CVC Capital and Carlyle among groups eyeing chip designer

Solomon Systech (International), a video-display chip designer, is talking to buyout fund CVC Capital Partners, Carlyle Group and other private equity funds about selling a stake in the Hong Kong-listed company, market sources said.

The talks for up to a controlling stake are being held despite the fact that Solomon's managing director, Humphrey Leung Kwong-wai, said last month the company was not actively seeking strategic investors.

Should any deal become a transaction for a controlling stake, its value would be at least US$111 million. Solomon declined to comment. CVC did not return telephone calls seeking comment while Carlyle declined to comment.

Buyout firms try to improve the performance of the companies they buy by cutting costs or shedding non-core units. Once that is accomplished they aim to sell the company at a price higher than what they paid. The industry generally targets a return on investment of 25 per cent.

Solomon's net profit last year dropped 71 per cent to US$22.4 million compared with US$76.3 million in 2005 on the decline in global chip prices.

Chip prices dropped 26 per cent last year as demand slowed, the company said at its results announcement on March 26. Any upturn in its results this year was expected to be gradual, the company said in a statement to the Hong Kong stock exchange on Friday.

Macquarie equities analyst Jessica Chang downgraded the company's stock to 'underperform' from 'neutral' the day after the results were announced, saying its near and medium-term prospects were bleak.

Shares in Solomon are down 0.83 per cent this year compared with a 1.89 per cent rise in the Hang Seng Index. The shares trade at 13 times expected earnings for this year.

Solomon's clients include Motorola, the second-largest mobile-telephone maker in the world, and Sony Ericsson, the fourth-largest.

The firm's 'e-paper' chips are used in Motorola's low-end Motofone handsets. Solomon also makes the organic light-emitting diodes and thin film transistor display chips mobile telephones require.

Firms listed in Hong Kong, Taiwan and Singapore have become more of a target for private equity funds as acquiring mainland companies - a main strategy that attracted funds to the region in the first place - has proved difficult. Beijing has heightened scrutiny of sales to foreigners amid rising nationalism and accusations that such assets are sold too cheaply.
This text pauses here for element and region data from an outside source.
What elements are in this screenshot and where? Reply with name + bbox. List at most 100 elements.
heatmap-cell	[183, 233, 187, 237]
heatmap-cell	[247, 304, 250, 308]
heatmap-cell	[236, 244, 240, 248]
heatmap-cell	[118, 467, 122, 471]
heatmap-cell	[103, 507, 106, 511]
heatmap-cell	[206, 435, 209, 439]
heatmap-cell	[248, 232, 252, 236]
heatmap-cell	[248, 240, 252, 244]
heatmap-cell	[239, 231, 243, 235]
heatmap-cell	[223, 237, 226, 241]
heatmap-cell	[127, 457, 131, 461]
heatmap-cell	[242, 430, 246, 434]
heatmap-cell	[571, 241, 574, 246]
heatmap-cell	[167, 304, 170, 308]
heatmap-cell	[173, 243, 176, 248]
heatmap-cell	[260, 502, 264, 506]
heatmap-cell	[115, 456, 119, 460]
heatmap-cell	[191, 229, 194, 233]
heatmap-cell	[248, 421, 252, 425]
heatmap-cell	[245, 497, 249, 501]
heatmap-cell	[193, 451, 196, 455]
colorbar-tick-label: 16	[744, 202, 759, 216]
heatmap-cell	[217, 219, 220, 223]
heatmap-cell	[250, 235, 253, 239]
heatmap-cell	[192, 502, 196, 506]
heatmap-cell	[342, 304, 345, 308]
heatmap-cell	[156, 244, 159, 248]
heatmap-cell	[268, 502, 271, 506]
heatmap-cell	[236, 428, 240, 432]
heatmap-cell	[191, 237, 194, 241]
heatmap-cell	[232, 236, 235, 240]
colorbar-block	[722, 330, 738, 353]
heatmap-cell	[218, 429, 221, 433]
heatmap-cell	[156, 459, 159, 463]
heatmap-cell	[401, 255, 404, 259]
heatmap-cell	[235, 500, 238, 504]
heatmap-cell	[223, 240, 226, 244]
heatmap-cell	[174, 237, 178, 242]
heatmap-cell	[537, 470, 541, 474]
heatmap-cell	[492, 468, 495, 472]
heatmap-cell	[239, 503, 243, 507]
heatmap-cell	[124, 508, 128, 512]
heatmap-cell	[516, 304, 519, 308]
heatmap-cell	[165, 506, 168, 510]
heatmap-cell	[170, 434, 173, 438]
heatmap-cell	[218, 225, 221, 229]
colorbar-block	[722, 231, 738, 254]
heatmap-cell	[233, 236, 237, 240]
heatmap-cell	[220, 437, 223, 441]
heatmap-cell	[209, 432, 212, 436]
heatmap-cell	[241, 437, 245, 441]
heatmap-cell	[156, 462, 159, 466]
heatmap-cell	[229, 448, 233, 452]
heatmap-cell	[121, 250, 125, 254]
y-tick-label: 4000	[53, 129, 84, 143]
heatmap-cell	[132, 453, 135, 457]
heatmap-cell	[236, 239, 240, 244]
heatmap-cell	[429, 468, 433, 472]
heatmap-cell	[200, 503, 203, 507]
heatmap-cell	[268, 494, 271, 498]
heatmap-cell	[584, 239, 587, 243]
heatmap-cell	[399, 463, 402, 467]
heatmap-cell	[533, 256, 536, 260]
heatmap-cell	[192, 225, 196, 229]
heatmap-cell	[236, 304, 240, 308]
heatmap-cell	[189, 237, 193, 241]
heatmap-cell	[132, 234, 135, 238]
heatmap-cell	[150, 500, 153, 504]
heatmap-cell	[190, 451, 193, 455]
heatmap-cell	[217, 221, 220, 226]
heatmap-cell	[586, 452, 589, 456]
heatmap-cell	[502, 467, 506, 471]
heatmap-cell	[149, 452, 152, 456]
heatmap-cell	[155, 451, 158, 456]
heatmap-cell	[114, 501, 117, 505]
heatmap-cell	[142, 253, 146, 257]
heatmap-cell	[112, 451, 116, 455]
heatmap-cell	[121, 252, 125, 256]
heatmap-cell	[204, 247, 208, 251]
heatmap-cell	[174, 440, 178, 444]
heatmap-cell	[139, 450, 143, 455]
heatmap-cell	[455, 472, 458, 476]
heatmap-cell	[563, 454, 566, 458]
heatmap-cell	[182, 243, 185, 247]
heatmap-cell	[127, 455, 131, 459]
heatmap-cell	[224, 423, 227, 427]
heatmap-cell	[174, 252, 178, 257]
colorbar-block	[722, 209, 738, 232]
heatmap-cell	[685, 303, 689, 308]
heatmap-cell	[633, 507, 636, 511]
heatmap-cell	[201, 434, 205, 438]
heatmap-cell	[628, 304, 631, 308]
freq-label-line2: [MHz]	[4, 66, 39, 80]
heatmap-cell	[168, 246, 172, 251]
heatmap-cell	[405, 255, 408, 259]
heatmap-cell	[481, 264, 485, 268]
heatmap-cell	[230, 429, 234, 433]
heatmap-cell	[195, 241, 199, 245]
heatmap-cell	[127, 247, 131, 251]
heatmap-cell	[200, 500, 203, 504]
As the mainland's economy continues to grow, company founders that were engaged in stake sale talks were demanding higher valuations than funds were willing to pay, market observers said.

United States-based buyout firm Kohlberg Kravis Roberts said this month that its unit, Precision Capital, would pay S$1 billion (HK$5.15 billion) for Singapore-listed MMI Holdings, which makes components parts for hard-disk drives.

US-based private equity fund Warburg Pincus last month paid US$175 million for a 20 per cent stake in Titan Petrochemicals Group, a Hong Kong-listed crude oil carrier.

Warburg in February last year paid US$150 million for just under 10 per cent of Gome Electrical Appliances Holding, the largest electronics retailer in the mainland which trades in Hong Kong.